Nel 1931, questo curioso impasto di Nuovo mondo e Vecchio continente decise di regalarsi un viaggio in Italia, a Roma. Conobbe il duca e la duchessa di Frasso, fu spesso loro ospite a Villa Madama: era ben educato, colto, buon conversatore, aveva gusto. Grazie a loro fu introdotto non solo nel bel mondo, ma in quell’insieme di arte, cultura, quotidianità, savoir faire e savoir vivre che rendeva la città un unicum, meno spocchiosa di Parigi, meno inamidata di Londra. Al suo ritorno raccontò con ironia che, tolto il monocolo, le ghette e il bastone da passeggio, aveva messo insieme il guardaroba del perfetto gentleman.
Fra gli anni ’30 e i ’50, Gary Cooper fu l’icona stessa del cinema americano, tanto che il compositore Irving Berlin riadattò nel 1946 la sua canzone Puttin’on the Ritz per includervi il suo nome. «Dressed up like a million-dollar trouper,/ Tryn’hard to look like Gary Cooper/ Super duper!» (Agghindato come un milionario,/ sforzandoti di assomigliare a Gary Cooper/ Sei un super imbroglione!)... Ma era anche l’amico preferito di Ernest Hemingway per i safari in Africa, le partite di pesca e le battute di caccia fra Key West, Cuba e l’Idaho, il frequentatore di Picasso a Cannes, di W. Avell Harriman e J.F. Kennedy a Washington e a Boston, di Hubert de Givenchy a Parigi...

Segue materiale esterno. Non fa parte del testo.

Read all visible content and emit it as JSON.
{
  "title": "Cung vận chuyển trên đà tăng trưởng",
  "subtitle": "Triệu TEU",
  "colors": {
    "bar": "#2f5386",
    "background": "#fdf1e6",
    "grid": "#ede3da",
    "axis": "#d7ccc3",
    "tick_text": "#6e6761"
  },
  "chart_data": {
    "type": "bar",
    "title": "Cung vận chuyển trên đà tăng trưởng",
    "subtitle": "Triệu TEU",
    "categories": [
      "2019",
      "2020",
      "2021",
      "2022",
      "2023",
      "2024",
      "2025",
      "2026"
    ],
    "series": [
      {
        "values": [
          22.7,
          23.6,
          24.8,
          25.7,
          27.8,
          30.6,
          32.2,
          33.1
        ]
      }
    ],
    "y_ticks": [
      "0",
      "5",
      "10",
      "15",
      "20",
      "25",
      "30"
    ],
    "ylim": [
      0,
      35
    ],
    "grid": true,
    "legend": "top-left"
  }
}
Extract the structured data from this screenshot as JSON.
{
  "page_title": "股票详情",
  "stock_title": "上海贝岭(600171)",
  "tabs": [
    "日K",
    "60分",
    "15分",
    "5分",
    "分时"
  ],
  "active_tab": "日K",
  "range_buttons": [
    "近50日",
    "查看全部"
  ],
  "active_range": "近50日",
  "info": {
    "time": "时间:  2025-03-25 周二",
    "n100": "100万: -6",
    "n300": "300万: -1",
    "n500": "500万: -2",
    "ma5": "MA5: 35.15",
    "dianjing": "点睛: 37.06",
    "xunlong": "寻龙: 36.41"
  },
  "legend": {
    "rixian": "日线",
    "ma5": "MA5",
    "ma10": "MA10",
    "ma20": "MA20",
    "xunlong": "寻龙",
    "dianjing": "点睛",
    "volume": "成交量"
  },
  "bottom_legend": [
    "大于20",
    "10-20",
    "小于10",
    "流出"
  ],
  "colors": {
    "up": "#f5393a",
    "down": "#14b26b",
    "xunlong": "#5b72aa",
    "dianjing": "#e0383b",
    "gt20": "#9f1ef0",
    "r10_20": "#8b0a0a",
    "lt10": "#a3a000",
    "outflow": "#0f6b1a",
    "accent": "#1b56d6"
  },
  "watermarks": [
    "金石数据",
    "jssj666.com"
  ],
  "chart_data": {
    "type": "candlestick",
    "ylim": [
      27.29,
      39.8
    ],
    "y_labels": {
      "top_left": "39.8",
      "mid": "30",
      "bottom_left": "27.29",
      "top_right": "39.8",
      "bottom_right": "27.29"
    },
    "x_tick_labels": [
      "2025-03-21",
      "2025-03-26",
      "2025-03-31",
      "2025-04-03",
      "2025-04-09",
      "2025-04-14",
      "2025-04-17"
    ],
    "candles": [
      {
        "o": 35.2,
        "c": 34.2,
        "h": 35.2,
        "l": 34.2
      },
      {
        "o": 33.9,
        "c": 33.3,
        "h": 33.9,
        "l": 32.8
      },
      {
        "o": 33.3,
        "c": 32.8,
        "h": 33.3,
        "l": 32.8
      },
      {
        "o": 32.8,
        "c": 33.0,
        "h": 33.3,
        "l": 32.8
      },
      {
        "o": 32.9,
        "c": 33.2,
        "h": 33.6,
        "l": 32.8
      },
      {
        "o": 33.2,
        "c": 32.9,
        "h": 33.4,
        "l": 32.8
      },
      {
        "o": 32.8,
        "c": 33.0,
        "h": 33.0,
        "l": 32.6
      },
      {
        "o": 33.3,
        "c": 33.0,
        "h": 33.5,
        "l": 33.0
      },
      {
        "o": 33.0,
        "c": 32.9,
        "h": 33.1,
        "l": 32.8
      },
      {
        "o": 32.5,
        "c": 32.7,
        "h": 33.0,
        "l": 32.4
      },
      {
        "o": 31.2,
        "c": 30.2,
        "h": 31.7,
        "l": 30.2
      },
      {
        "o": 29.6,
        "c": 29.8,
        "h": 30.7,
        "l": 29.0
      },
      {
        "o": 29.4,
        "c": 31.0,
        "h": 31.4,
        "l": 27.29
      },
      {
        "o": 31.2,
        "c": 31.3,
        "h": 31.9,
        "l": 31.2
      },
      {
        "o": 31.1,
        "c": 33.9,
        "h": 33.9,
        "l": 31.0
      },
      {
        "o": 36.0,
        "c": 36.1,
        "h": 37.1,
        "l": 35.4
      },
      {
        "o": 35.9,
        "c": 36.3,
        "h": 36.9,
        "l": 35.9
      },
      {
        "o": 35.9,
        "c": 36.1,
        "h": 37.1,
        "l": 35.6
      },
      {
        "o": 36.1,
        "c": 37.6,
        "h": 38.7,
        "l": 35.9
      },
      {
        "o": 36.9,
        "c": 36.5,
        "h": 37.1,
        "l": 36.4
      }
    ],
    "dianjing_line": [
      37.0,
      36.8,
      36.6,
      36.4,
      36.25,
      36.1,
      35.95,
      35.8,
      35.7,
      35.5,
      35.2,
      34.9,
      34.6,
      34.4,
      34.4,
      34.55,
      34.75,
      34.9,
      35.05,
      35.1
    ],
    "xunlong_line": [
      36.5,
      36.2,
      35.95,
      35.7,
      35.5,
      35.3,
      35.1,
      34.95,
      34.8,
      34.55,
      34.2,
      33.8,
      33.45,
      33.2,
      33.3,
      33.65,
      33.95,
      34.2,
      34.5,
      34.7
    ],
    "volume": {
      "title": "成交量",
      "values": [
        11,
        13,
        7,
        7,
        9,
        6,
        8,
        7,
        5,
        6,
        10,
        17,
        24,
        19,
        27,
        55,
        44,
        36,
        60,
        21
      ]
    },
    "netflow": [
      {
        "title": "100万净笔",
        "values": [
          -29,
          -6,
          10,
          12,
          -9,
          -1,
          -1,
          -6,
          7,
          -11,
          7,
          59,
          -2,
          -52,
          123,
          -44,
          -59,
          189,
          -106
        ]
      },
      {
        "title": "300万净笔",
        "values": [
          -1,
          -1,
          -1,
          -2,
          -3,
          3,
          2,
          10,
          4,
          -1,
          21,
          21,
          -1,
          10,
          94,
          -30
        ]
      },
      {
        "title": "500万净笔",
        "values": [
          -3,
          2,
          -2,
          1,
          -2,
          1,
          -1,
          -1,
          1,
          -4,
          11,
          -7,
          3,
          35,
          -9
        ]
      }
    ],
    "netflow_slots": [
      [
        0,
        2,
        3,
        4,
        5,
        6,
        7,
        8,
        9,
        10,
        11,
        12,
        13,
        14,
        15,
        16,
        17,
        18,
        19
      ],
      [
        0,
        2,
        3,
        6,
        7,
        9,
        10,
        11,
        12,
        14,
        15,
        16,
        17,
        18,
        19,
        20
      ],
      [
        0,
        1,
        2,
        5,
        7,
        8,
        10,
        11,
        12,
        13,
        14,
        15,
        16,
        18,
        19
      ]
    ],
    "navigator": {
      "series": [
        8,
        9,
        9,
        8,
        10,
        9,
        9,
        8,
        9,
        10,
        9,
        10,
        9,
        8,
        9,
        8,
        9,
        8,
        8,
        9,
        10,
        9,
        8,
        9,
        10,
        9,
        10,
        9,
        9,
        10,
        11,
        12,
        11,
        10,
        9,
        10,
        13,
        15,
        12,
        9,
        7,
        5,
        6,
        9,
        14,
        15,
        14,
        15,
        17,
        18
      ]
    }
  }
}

Due foto nel libro raccontano al meglio questo straordinario impasto di eleganza innata e naturalezza, ogni affettazione bandita, ogni eccentricità tenuta a bada. Una, di Robert Capa, nel 1942, lo mostra mentre, canna da pesca in mano, giaccone e cappello, attraversa, in equilibrio su un tronco, un ruscello: mai visto un pescatore così ben vestito e così a proprio agio. L’altra, del 1957, lo vede nella Sala della Corona di Romanoff’s, a Beverly Hill, una coppa di champagne in mano, mentre scherza con Clark Gable e James Stewart, suoi grandi amici, sotto gli occhi un po’ intimiditi di Van Heflin. Sono tutti in frac e si capisce che quel divismo lì oggi è una chimera.
Gran seduttore, eppure sposato per tutta la vita con Veronica «Rocky» Balfe, dieci anni più giovane, sportiva, campionessa di tiro al piattello, figlia di un finanziere e nipote dell’Art Director della Mgm, Gary Cooper impersonò lo stile con la stessa facilità con cui montava a cavalo. L’alta statura, intorno al metro e novanta, il fisico slanciato, i capelli castano-chiari e gli occhi azzurri erano messi al servizio di un gusto sicuro nella scelta dei colori, così come nel rispetto dei codici, dell’etichetta. Sapeva tagliare e cucire a mano una giacca di pelle con le frange o un paio di mocassini indiani, ma non li avrebbe mai indossati per andarsene in giro in città.

La sua tenuta da sci, pantaloni neri, giubbetto e dolcevita bianchi, se paragonata con quelle attuali, relega quest’ultime fra il circo Barnum e la fiera di paese.
Scrive Ralph Lauren nell’introduzione al volume che Gary Cooper piaceva a uomini e donne «perché era ruvido e incantevole allo stesso tempo». Ecco chi era, caro Davide, Gary Cooper.